Thursday, June 15, 2017

The changing class divide [feedly]

The changing class divide
http://stumblingandmumbling.typepad.com/stumbling_and_mumbling/2017/06/the-changing-class-divide.html

Social class has become less important as an influence upon voting behaviour. This is one under-appreciated feature of last week's election.

Lord Ashcroft's polls show that the social class AB split 43%-34% between the Tories and Labour. That meant Corbyn's Labour got a higher share of the well-off's vote than Blair's Labour got in 1997, when it got 31%. Labour's wins in Kensington and Canterbury are the most spectacular manifestations of this.

The difference between Blair and Corbyn is that Blair did far better than Corbyn among the working class. The DE group split 59-21 for Labour in 1997 but only 45-33 in 2017.

This seems to conflict with decades of conventional wisdom. A so-called "hard left" Labour leader has had support from a wider class base than a so-called "modernizer" who consciously tried for such classless support.

How can this be?  I'd suggest three reasons.

One is Brexit. The ABs voted 57-43 for Remain, whereas the DEs went 64-36 for Leave. May's hard Brexit thus alienated some ABs, and made Labour's softer stand on Brexit more attractive.  

Secondly, Corbyn's domestic policy was one of universalism more than sectarian class war. His offer of free childcare and the abolition of university fees appealed to many ABs. By contrast, his failure to promise to raise working tax credits meant he was offering relatively little to the DEs. John Rentoul has a point that Corbyn was insufficiently radical – but therein perhaps lay some of his appeal.

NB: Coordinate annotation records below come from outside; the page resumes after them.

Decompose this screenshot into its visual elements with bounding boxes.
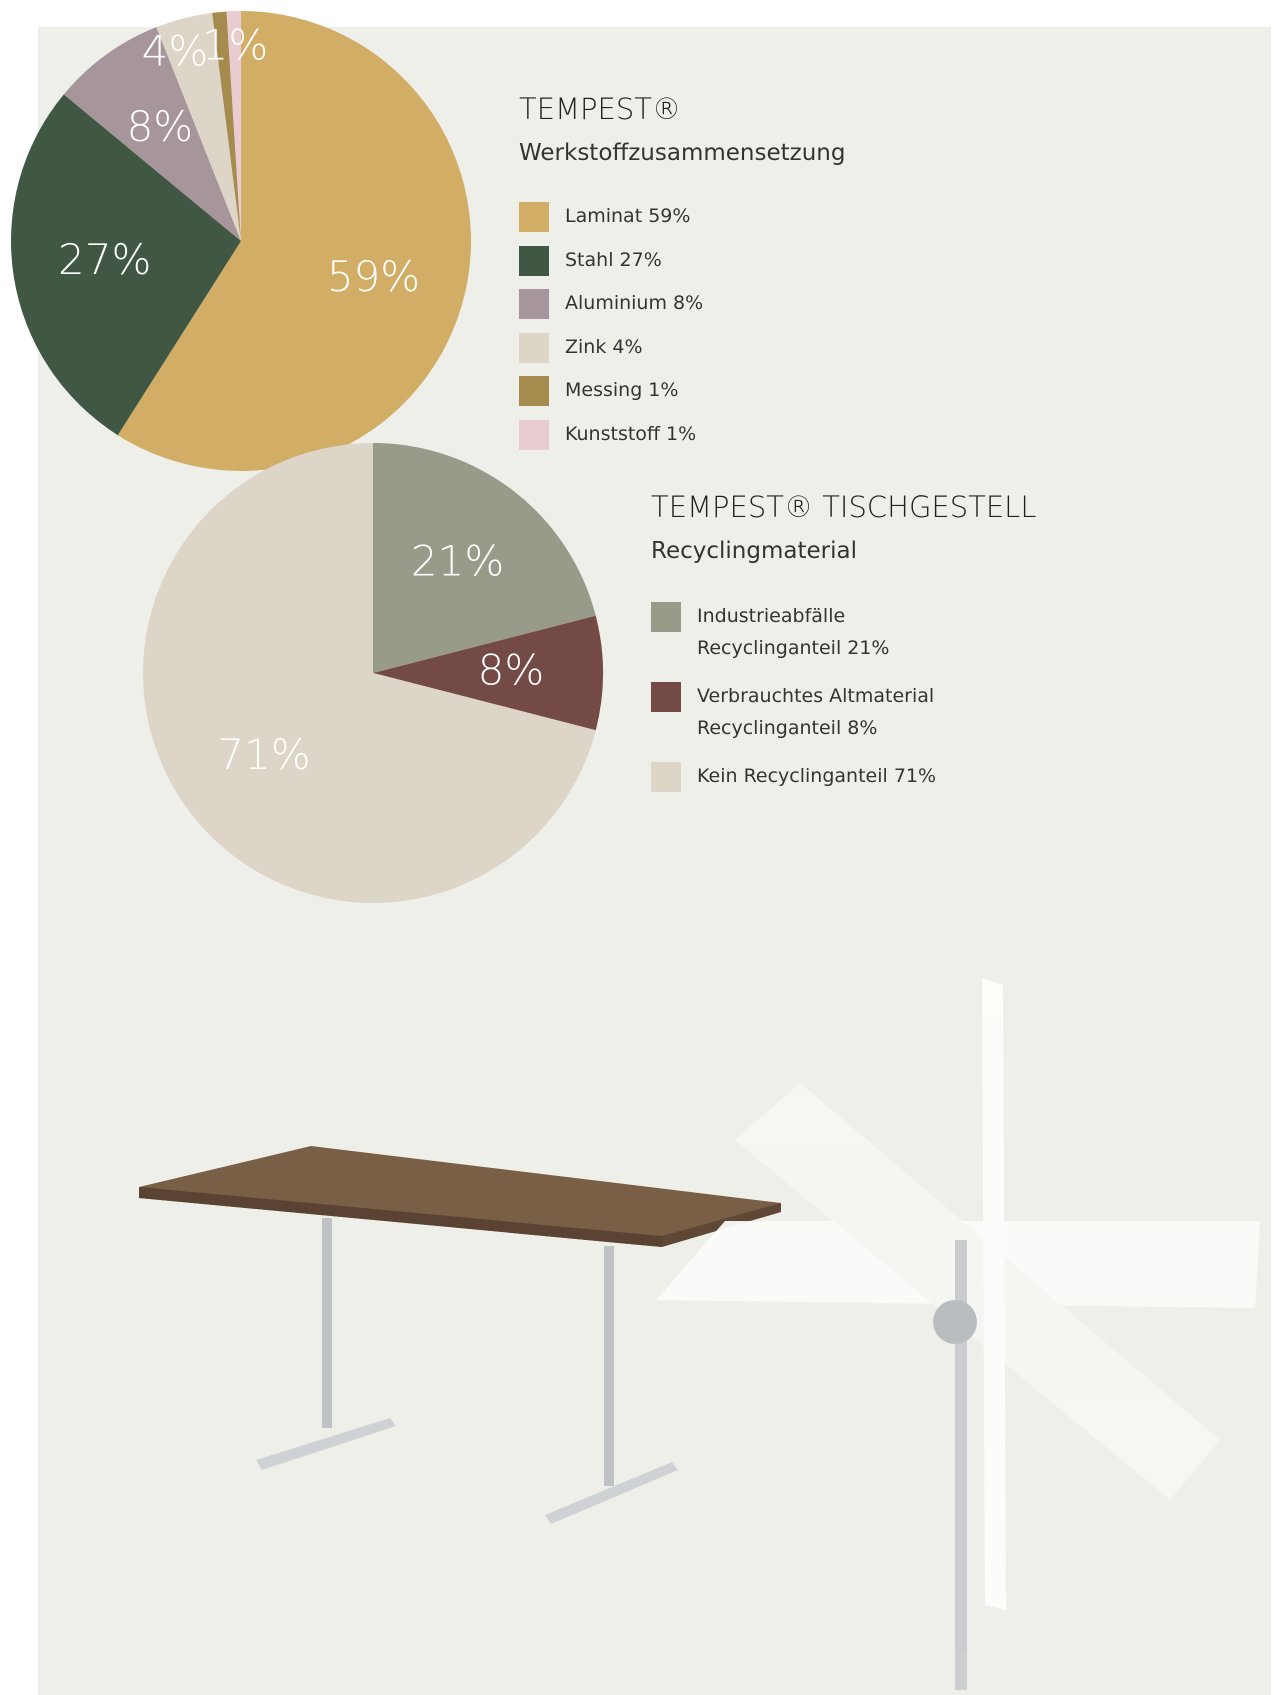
- legend-item: Laminat 59%: [519, 202, 690, 232]
- chart-title: TEMPEST®: [519, 92, 681, 126]
- slice-label: 4%: [142, 26, 209, 75]
- legend-label: Laminat 59%: [565, 200, 690, 232]
- legend-swatch: [519, 246, 549, 276]
- pie: 21% 8% 71%: [143, 443, 603, 903]
- chart-subtitle: Recyclingmaterial: [651, 538, 857, 564]
- legend-label: Aluminium 8%: [565, 287, 703, 319]
- slice-label: 59%: [327, 252, 420, 301]
- pie: 59% 27% 8% 4%1%: [11, 11, 471, 471]
- legend-swatch: [519, 289, 549, 319]
- legend-item: Aluminium 8%: [519, 289, 703, 319]
- legend-label: Verbrauchtes Altmaterial Recyclinganteil…: [697, 680, 934, 744]
- folding-table-photo: [656, 978, 1260, 1690]
- legend-swatch: [519, 202, 549, 232]
- slice-label: 8%: [478, 646, 545, 695]
- legend-swatch: [519, 333, 549, 363]
- slice-label: 1%: [202, 20, 269, 69]
- legend-item: Industrieabfälle Recyclinganteil 21%: [651, 602, 890, 664]
- legend-label: Kunststoff 1%: [565, 418, 696, 450]
- legend-item: Zink 4%: [519, 333, 643, 363]
- legend-label: Kein Recyclinganteil 71%: [697, 760, 936, 792]
- legend-swatch: [651, 682, 681, 712]
- legend-swatch: [651, 762, 681, 792]
- chart-title: TEMPEST® TISCHGESTELL: [651, 490, 1037, 524]
- legend-item: Kein Recyclinganteil 71%: [651, 762, 936, 792]
- slice-label: 21%: [411, 536, 504, 585]
- table-photo: [139, 1146, 781, 1524]
- legend-item: Kunststoff 1%: [519, 420, 696, 450]
- legend-swatch: [519, 420, 549, 450]
- legend-label: Stahl 27%: [565, 244, 662, 276]
- legend-swatch: [519, 376, 549, 406]
- legend-item: Verbrauchtes Altmaterial Recyclinganteil…: [651, 682, 934, 744]
- chart-subtitle: Werkstoffzusammensetzung: [519, 140, 845, 166]
- legend-swatch: [651, 602, 681, 632]
- legend-item: Stahl 27%: [519, 246, 662, 276]
- legend-label: Industrieabfälle Recyclinganteil 21%: [697, 600, 890, 664]
- slice-label: 8%: [127, 102, 194, 151]
- legend-item: Messing 1%: [519, 376, 678, 406]
- page: 59%27%8%4%1%21%8%71% (() => { const data…: [0, 0, 1284, 1695]
- legend-label: Messing 1%: [565, 374, 678, 406]
- legend-label: Zink 4%: [565, 331, 643, 363]
- slice-label: 27%: [58, 235, 151, 284]
- slice-label: 71%: [217, 730, 310, 779]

Thirdly, Corbyn's promise to tax the very rich appealed to those ABs (the majority) earning less than £80,000.  Reference group theory implies that people compare themselves with those like themselves. So, someone on say £50,000 a year might ask: "why is that idiot earning twice as much as me when he's no smarter?" Many ABs, I suspect, are more aware than the DEs that many of the very rich are incompetent rent-seekers rather than the "wealth creators" of Tory myth. A DE voter, on the other hand, has almost no contact with the rich but is instead irritated by benefit claimants.

This tendency is exacerbated by another – that, as Rick said, the middle classes aren't as posh as they used to be. Many work long hours in unfulfilling jobs for oppressive bosses with no hope of buying a decent house.  For them, Corbynite talk of rent controls and housebuilding was an attractive offer relative to a Tory party than was offering nothing.

It's in this context that class still matters. Yes, the Tory-Labour split is no longer a class split. But this is because the class basis of Toryism has diminished. What we've seen in recent years is a hollowing out of the middle class. A rising take by the top 1% has been accompanied by the middlingly rich becoming less bourgeois: their incomes have fallen relative to the worst off, as I suspect, have their working conditions. This has made ABs more amenable to Labour.

In this sense, perhaps the Tories have a deeper problem than merely yet another laughably inept leader. Their problem is that they no longer articulate the interests of the class they once did, because that class has changed. Ironically, they have become the victims of the inequality that has seen the top 1% (or perhaps 0.1%) pull away from the rest of us.